A dissipation of scarce resources. Reminds one of Hitler’s “Operation Barbarossa.” Why did Ojukwu do so? His heart was still Nigerian, if he didn’t know it.
He wanted to be part of a country he was renouncing. Hence, when he died, I called him Omo Eko. He wanted to teach Gowon, who he called Jack, a lesson.
That was hubris. He was in two binds. One, he could not feed his people without going out. He could not teach Gowon a lesson without conquering Lagos.
He succeeded in neither. Biafra became a lost cause. Ojukwu spoke Yoruba, attended King’s College, lived in Lagos and blended with its metropolitan elan.
So, If Murtala and his advisers did not make Ogundipe the head of state, Gowon did not seem to want a war. So, he declared a police state, and we had for some time what historians called a phony war in the beginnings of the Second World War tensions of soldiers without conflict.
In Soyinka’s memoir, You Must Set Forth At Dawn, he recalls a meeting between Awolowo and Ojukwu to avert the war. But after a long talk ended, Ojukwu took, later that night, one of his associates to Awo’s chalet and told him he and his people had decided on war. He respected Awo too much to waste his time. Awo could not dissuade him.
If Ojukwu walked to his people and said, “no war,” Christopher Okigbo had allegedly said even market women would stone him on the streets.
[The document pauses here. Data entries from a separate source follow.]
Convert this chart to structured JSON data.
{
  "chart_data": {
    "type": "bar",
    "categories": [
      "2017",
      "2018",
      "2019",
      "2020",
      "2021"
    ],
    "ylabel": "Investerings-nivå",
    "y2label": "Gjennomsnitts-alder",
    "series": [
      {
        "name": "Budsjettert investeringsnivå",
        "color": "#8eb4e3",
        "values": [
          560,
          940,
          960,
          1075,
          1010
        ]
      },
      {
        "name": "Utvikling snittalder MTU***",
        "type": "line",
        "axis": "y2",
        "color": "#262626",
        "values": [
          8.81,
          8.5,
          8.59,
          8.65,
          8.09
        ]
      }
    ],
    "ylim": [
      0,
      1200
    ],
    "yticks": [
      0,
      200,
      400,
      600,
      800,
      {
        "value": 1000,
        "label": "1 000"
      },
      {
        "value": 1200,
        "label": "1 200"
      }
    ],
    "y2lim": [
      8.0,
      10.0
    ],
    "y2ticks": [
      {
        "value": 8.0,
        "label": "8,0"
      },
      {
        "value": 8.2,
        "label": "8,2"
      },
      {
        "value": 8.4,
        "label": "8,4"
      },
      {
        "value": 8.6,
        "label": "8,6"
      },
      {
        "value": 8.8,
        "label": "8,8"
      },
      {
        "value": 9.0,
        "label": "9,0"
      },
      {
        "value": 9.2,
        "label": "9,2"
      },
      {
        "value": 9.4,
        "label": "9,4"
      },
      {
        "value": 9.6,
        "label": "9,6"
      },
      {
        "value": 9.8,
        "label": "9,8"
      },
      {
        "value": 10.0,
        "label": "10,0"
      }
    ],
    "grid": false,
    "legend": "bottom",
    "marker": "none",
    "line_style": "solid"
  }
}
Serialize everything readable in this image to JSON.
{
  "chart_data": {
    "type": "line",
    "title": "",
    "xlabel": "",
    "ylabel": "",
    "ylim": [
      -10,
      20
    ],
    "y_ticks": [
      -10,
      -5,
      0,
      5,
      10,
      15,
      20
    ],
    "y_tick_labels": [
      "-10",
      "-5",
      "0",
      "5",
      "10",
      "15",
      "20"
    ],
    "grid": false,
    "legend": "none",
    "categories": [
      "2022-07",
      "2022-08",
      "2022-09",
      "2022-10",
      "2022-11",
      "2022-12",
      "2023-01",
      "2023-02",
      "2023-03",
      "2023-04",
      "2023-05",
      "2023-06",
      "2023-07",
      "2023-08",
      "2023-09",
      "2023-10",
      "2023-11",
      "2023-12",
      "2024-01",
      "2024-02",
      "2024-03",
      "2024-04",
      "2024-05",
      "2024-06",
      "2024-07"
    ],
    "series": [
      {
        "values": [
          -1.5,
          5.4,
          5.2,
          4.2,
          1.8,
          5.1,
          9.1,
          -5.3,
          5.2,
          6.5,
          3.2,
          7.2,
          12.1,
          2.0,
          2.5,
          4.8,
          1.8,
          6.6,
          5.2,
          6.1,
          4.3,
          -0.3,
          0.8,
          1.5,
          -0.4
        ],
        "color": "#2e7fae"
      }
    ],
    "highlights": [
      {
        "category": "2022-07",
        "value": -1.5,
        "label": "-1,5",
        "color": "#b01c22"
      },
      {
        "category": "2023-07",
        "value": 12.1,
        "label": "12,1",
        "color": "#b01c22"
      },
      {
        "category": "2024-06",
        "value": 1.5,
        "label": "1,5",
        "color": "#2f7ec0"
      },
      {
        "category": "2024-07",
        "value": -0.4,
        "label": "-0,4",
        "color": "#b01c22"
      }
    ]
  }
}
He might have saved millions of lives, including Okigbo and, on the federal side, Adaka Boro. Winston Churchill misquoted: “It is better to jaw jaw than to war war.” The wartime leader actually said, “it is better to meet jaw to jaw than war.”
Maybe Ojukwu relied on his officers. The Igbo had the better officers in the country, pound for pound. But in war, as in sports, one ingredient does not guarantee victory. Alexander Madiebo explained in his war memoirs that they did not have the armory.
The war, in the final analysis, reflected the interdependence of the east with the rest of the country, and that was why Quramo fittingly titled the discussion, Brothers at War
In spite of all these, the bitterness of Biafra creeps into any narrative of our oneness as a people. Is it because we have never had a real jaw-to-jaw confab or the jaw does not touch the mutual hearts? The answer to a slaughter is not another slaughter.
The answer to the pogrom was not another one in the name of a civil war.
In the United States, Donald Trump embodies the rebirth of American civil war malice fought in the 19th century. As novelist Viet Nguyen wrote, “A war is fought twice. One on the battlefields and the second in the mind.”
It is better in the mind than on the battlefield, so long as it does not spill blood. We must learn not to have men not old enough for authority, who cannot distinguish between power and strength. The crisis of the 1960’s prospered on the hubris of politicians, especially in the Western Region.
It is remarkable, as former inspector general of police M.D. Yusufu reveals in a biography written by Ayo Opadokun, that the Northern Peoples Congress (NPC) had opted out of the deal with Akintola and his NNDP. Northern leaders Kashim Imam and the Sardauna Ahmadu Bello told the colourful premier they did not want to be the source of his fight with his kinsmen anymore.Just a day before the January 15, 1966 coup when he was killed.
Yusuf’s said he was a witness to the conversation with Akintola.
What if the decision came two days or three before the coup?
We might muse on what might have been, but we cannot but ponder on why Nigeria keeps going back to its problems as though we have not gone past them.
Philosopher Nietzsche calls it “eternal return.” We keep exhuming our ill-tempered ghosts, just like in the line from the Poet Afred Lord Tennyson: “ O me…why have they not buried me deep enough?”